By Hayes Brown on September 24, 2013 at 12:00 pm
UNITED NATIONS — President Barack Obama just concluded his fifth speech before the United Nations General Assembly. Here’s the most important parts of what he did — and didn’t — say.
1. Syria is on notice still, despite chemical weapons deal.
The first focus of Obama’s speech was the civil war in Syria. The President ran through the various ways that the ills of the Middle East as a region were embodied in the country. He lamented that aid efforts are unable to keep pace with the suffering of the Syrian people and that peace negotiations are “stillborn.” Obama also slammed the idea that “anyone other than the regime carried out” the chemical weapons attack in late August that killed thousands outside of Damascus as an “insult to human reasoning and legitimacy of the [United Nations].”

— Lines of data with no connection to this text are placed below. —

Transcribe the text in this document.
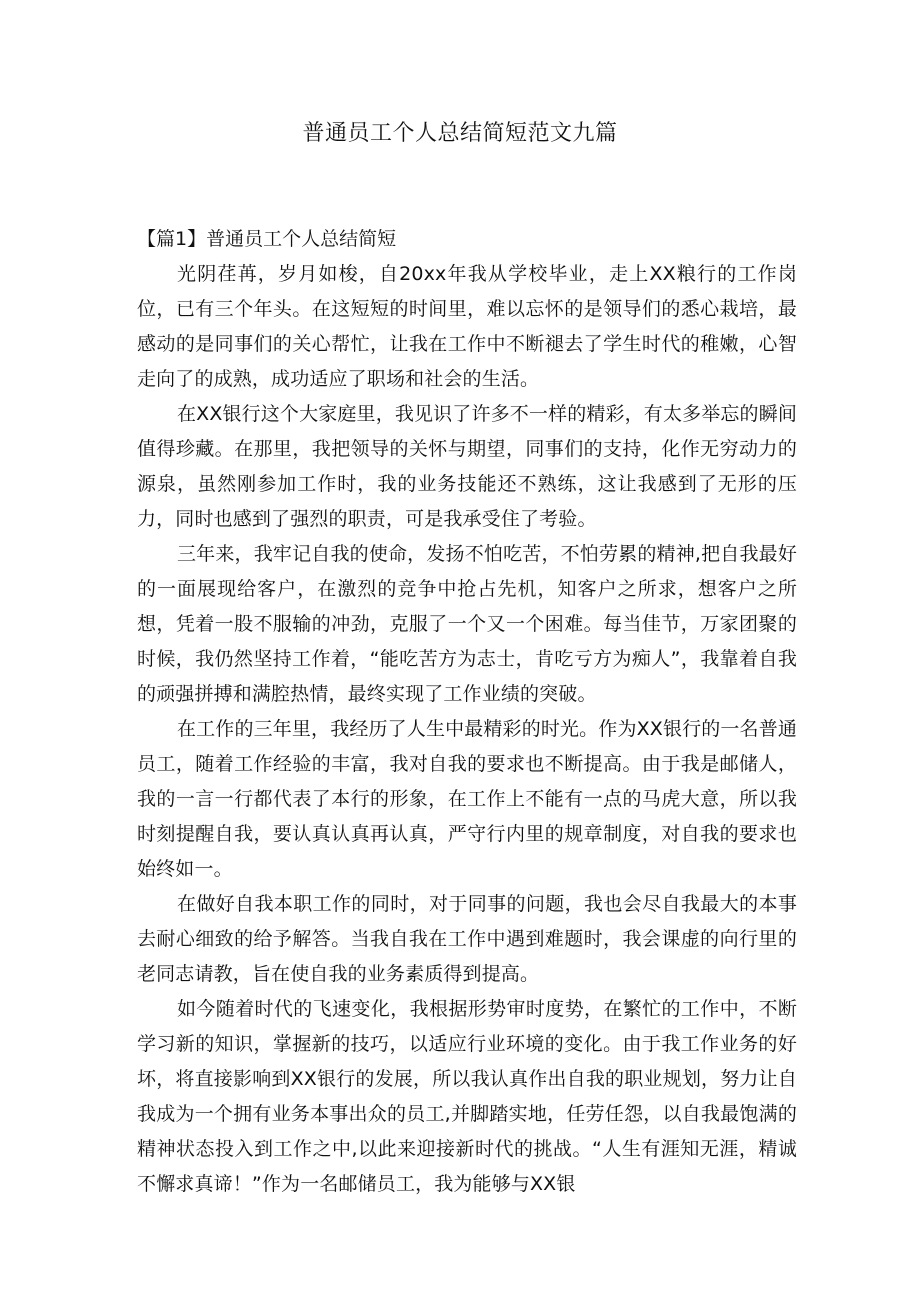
普通员工个人总结简短范文九篇

【篇1】普通员工个人总结简短

光阴荏苒，岁月如梭，自20xx年我从学校毕业，走上XX粮行的工作岗位，已有三个年头。在这短短的时间里，难以忘怀的是领导们的悉心栽培，最感动的是同事们的关心帮忙，让我在工作中不断褪去了学生时代的稚嫩，心智走向了的成熟，成功适应了职场和社会的生活。

在XX银行这个大家庭里，我见识了许多不一样的精彩，有太多举忘的瞬间值得珍藏。在那里，我把领导的关怀与期望，同事们的支持，化作无穷动力的源泉，虽然刚参加工作时，我的业务技能还不熟练，这让我感到了无形的压力，同时也感到了强烈的职责，可是我承受住了考验。

三年来，我牢记自我的使命，发扬不怕吃苦，不怕劳累的精神,把自我最好的一面展现给客户，在激烈的竞争中抢占先机，知客户之所求，想客户之所想，凭着一股不服输的冲劲，克服了一个又一个困难。每当佳节，万家团聚的时候，我仍然坚持工作着，“能吃苦方为志士，肯吃亏方为痴人”，我靠着自我的顽强拼搏和满腔热情，最终实现了工作业绩的突破。

在工作的三年里，我经历了人生中最精彩的时光。作为XX银行的一名普通员工，随着工作经验的丰富，我对自我的要求也不断提高。由于我是邮储人，我的一言一行都代表了本行的形象，在工作上不能有一点的马虎大意，所以我时刻提醒自我，要认真认真再认真，严守行内里的规章制度，对自我的要求也始终如一。

在做好自我本职工作的同时，对于同事的问题，我也会尽自我最大的本事去耐心细致的给予解答。当我自我在工作中遇到难题时，我会课虚的向行里的老同志请教，旨在使自我的业务素质得到提高。

如今随着时代的飞速变化，我根据形势审时度势，在繁忙的工作中，不断学习新的知识，掌握新的技巧，以适应行业环境的变化。由于我工作业务的好坏，将直接影响到XX银行的发展，所以我认真作出自我的职业规划，努力让自我成为一个拥有业务本事出众的员工,并脚踏实地，任劳任怨，以自我最饱满的精神状态投入到工作之中,以此来迎接新时代的挑战。“人生有涯知无涯，精诚不懈求真谛！”作为一名邮储员工，我为能够与XX银
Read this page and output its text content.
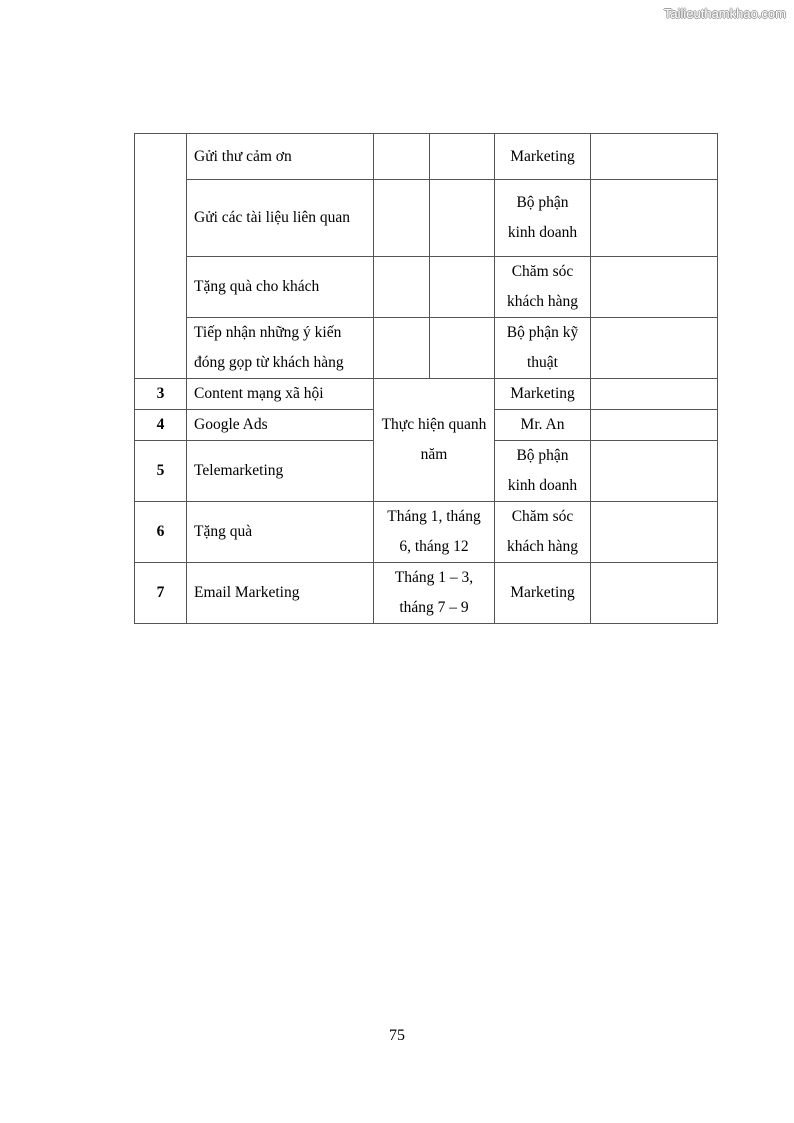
Tailieuthamkhao.com
	Gửi thư cảm ơn			Marketing	
	Gửi các tài liệu liên quan			Bộ phận kinh doanh	
	Tặng quà cho khách			Chăm sóc khách hàng	
	Tiếp nhận những ý kiến đóng gọp từ khách hàng			Bộ phận kỹ thuật	
3	Content mạng xã hội	Thực hiện quanh năm		Marketing	
4	Google Ads			Mr. An	
5	Telemarketing			Bộ phận kinh doanh	
6	Tặng quà	Tháng 1, tháng 6, tháng 12		Chăm sóc khách hàng	
7	Email Marketing	Tháng 1 – 3, tháng 7 – 9		Marketing	
75
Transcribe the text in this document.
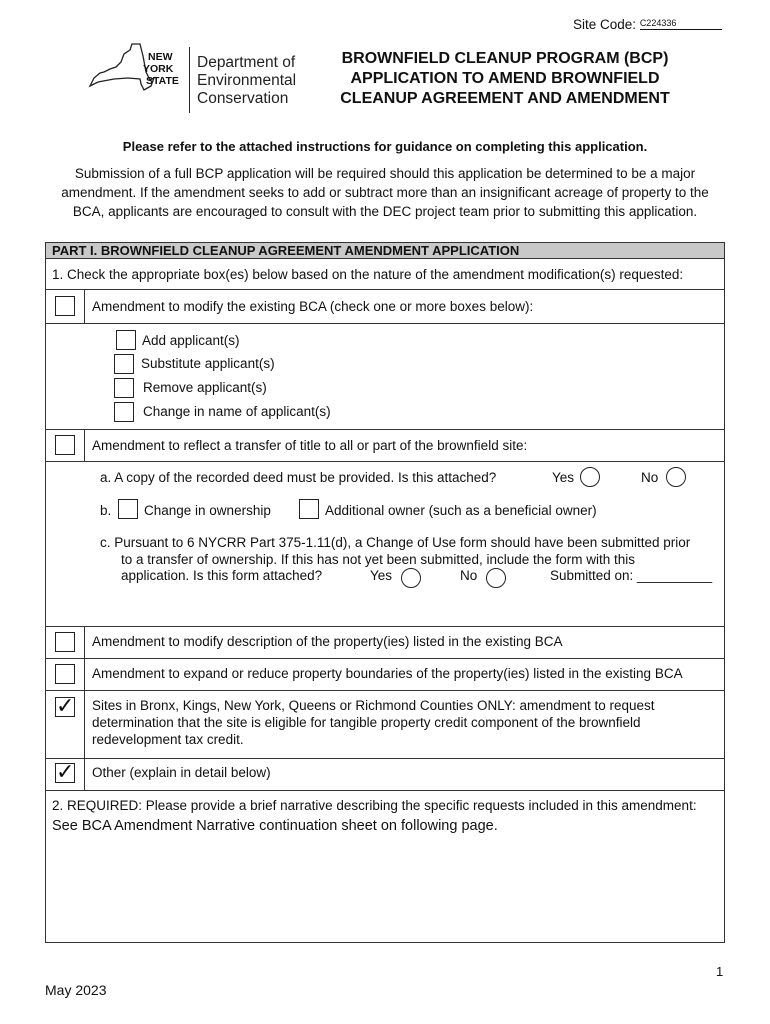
Site Code: C224336
NEW
YORK
STATE
Department of
Environmental
Conservation
BROWNFIELD CLEANUP PROGRAM (BCP)
APPLICATION TO AMEND BROWNFIELD
CLEANUP AGREEMENT AND AMENDMENT
Please refer to the attached instructions for guidance on completing this application.
Submission of a full BCP application will be required should this application be determined to be a major amendment. If the amendment seeks to add or subtract more than an insignificant acreage of property to the BCA, applicants are encouraged to consult with the DEC project team prior to submitting this application.
PART I. BROWNFIELD CLEANUP AGREEMENT AMENDMENT APPLICATION
1. Check the appropriate box(es) below based on the nature of the amendment modification(s) requested:
Amendment to modify the existing BCA (check one or more boxes below):
Add applicant(s)
Substitute applicant(s)
Remove applicant(s)
Change in name of applicant(s)
Amendment to reflect a transfer of title to all or part of the brownfield site:
a. A copy of the recorded deed must be provided. Is this attached?	Yes	No
b. Change in ownership	Additional owner (such as a beneficial owner)
c. Pursuant to 6 NYCRR Part 375-1.11(d), a Change of Use form should have been submitted prior
to a transfer of ownership. If this has not yet been submitted, include the form with this
application. Is this form attached?	Yes	No	Submitted on: __________
Amendment to modify description of the property(ies) listed in the existing BCA
Amendment to expand or reduce property boundaries of the property(ies) listed in the existing BCA
✓ Sites in Bronx, Kings, New York, Queens or Richmond Counties ONLY: amendment to request
determination that the site is eligible for tangible property credit component of the brownfield
redevelopment tax credit.
✓ Other (explain in detail below)
2. REQUIRED: Please provide a brief narrative describing the specific requests included in this amendment:
See BCA Amendment Narrative continuation sheet on following page.
1
May 2023
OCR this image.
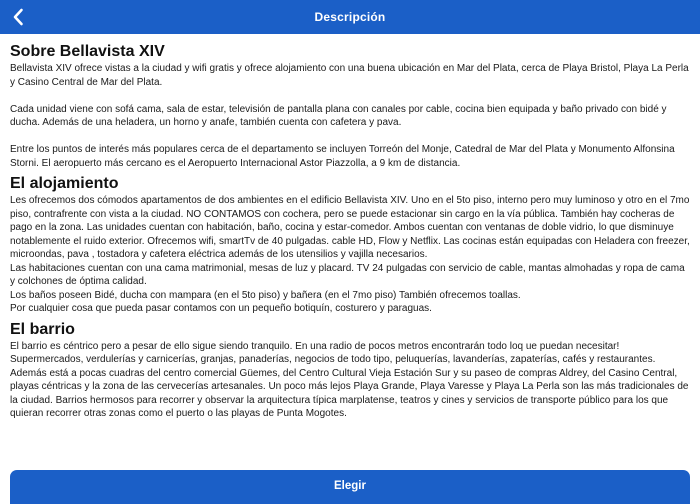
Descripción
Sobre Bellavista XIV

Bellavista XIV ofrece vistas a la ciudad y wifi gratis y ofrece alojamiento con una buena ubicación en Mar del Plata, cerca de Playa Bristol, Playa La Perla y Casino Central de Mar del Plata.

Cada unidad viene con sofá cama, sala de estar, televisión de pantalla plana con canales por cable, cocina bien equipada y baño privado con bidé y ducha. Además de una heladera, un horno y anafe, también cuenta con cafetera y pava.

Entre los puntos de interés más populares cerca de el departamento se incluyen Torreón del Monje, Catedral de Mar del Plata y Monumento Alfonsina Storni. El aeropuerto más cercano es el Aeropuerto Internacional Astor Piazzolla, a 9 km de distancia.

El alojamiento

Les ofrecemos dos cómodos apartamentos de dos ambientes en el edificio Bellavista XIV. Uno en el 5to piso, interno pero muy luminoso y otro en el 7mo piso, contrafrente con vista a la ciudad. NO CONTAMOS con cochera, pero se puede estacionar sin cargo en la vía pública. También hay cocheras de pago en la zona. Las unidades cuentan con habitación, baño, cocina y estar-comedor. Ambos cuentan con ventanas de doble vidrio, lo que disminuye notablemente el ruido exterior. Ofrecemos wifi, smartTv de 40 pulgadas. cable HD, Flow y Netflix. Las cocinas están equipadas con Heladera con freezer, microondas, pava , tostadora y cafetera eléctrica además de los utensilios y vajilla necesarios.

Las habitaciones cuentan con una cama matrimonial, mesas de luz y placard. TV 24 pulgadas con servicio de cable, mantas almohadas y ropa de cama y colchones de óptima calidad.

Los baños poseen Bidé, ducha con mampara (en el 5to piso) y bañera (en el 7mo piso) También ofrecemos toallas.

Por cualquier cosa que pueda pasar contamos con un pequeño botiquín, costurero y paraguas.

El barrio

El barrio es céntrico pero a pesar de ello sigue siendo tranquilo. En una radio de pocos metros encontrarán todo loq ue puedan necesitar! Supermercados, verdulerías y carnicerías, granjas, panaderías, negocios de todo tipo, peluquerías, lavanderías, zapaterías, cafés y restaurantes. Además está a pocas cuadras del centro comercial Güemes, del Centro Cultural Vieja Estación Sur y su paseo de compras Aldrey, del Casino Central, playas céntricas y la zona de las cervecerías artesanales. Un poco más lejos Playa Grande, Playa Varesse y Playa La Perla son las más tradicionales de la ciudad. Barrios hermosos para recorrer y observar la arquitectura típica marplatense, teatros y cines y servicios de transporte público para los que quieran recorrer otras zonas como el puerto o las playas de Punta Mogotes.

Elegir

At times defensive, Obama held that only the threat of U.S. military action was able to prod Syria into showing a willingness to have its chemical weapons placed under international control. Obama called for a strong U.N. Security Council resolution to enforce the deal the U.S. had struck with Russia and consequences should Syria back out of the deal. “If we cannot agree even on this, it will show that the United Nations is incapable of enforcing even the most basic of international laws,” he warned. “But if we succeed, will send powerful message that chemical weapons have no place in the 21st century and this body means what it says.”